Living with IBS while having an eating disorder

There is no denying that having IBS is a difficult challenge. But what happens when a person who has IBS is also trying to recover from an eating disorder (ED)?

It is common in people with IBS to follow a low FODMAP diet to ease their GI symptoms. But for people who also have an eating disorder, it can be a very restrictive diet and reinforce that “bad” foods exist. This mindset can trigger psychological distress and lead to disordered eating habits such as skipping meals, binge eating, and purging, taking them steps back from their recovery. These habits can also prompt IBS symptoms to pop up due to the physical and mental stress.
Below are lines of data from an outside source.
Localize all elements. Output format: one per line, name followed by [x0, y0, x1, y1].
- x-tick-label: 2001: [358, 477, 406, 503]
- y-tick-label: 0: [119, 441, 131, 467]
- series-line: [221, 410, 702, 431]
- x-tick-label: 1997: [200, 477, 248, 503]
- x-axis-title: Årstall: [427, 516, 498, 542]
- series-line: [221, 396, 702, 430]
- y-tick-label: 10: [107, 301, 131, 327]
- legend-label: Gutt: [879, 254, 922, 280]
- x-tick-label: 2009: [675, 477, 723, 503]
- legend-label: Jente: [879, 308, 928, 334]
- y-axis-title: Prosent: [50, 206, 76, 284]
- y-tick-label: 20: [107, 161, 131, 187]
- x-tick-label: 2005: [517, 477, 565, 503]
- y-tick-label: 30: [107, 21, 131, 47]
According to Kimberly Harer, MD, ScM from the University of Michigan Medicine, people with GI disorders, such as IBS, are at a higher risk for disordered eating. Approximately 23% of patients with GI disease have disordered eating habits,

“Disordered eating is a way to avoid or prevent uncomfortable and distressing symptoms, such as bloating, abdominal pain, constipation, and/or diarrhea,” said Dr. Harer in an interview with Gastroenterology and Hepatology Journal. “Disordered eating turns into an eating disorder if the behavior, such as skipping meals and avoiding certain foods, turns severe and drives to body dysmorphia.”

It’s important for nutritionists and dietitians to be aware of their patients’ behavior patterns when it comes to food. It’s especially essential when treating those who have a history of an eating disorder. If they notice that the patient is practicing in disordered eating habits, steps must be taken to address the issue quickly. Once a person starts having a healthy relationship with food and has managed their eating disorder, only then can they safely treat IBS symptoms through a low FODMAP diet.

Managing the combination of IBS and an eating disorder is a team effort, requiring the help of a dietitian/nutritionist who specializes in eating disorders, a therapist, and a physician. The healthcare team is more effective if there is trust between them and the patient. Many times, an individual with an eating disorder may not be as open about his or her lifestyle and eating habits. While this lack of trust initially is a common occurrence, the care team won’t be able to properly see what is causing the IBS symptoms and help.

While there is a consensus in the healthcare community that there still needs to be more research on the link between eating disorders and IBS, the best course of action is to be consistently honest with the healthcare team. Those who don’t have a care team and are suffering from an eating disorders should seek one out by visiting the National Eating Disorder Association’s website, which has a map tool to help find a team member locally.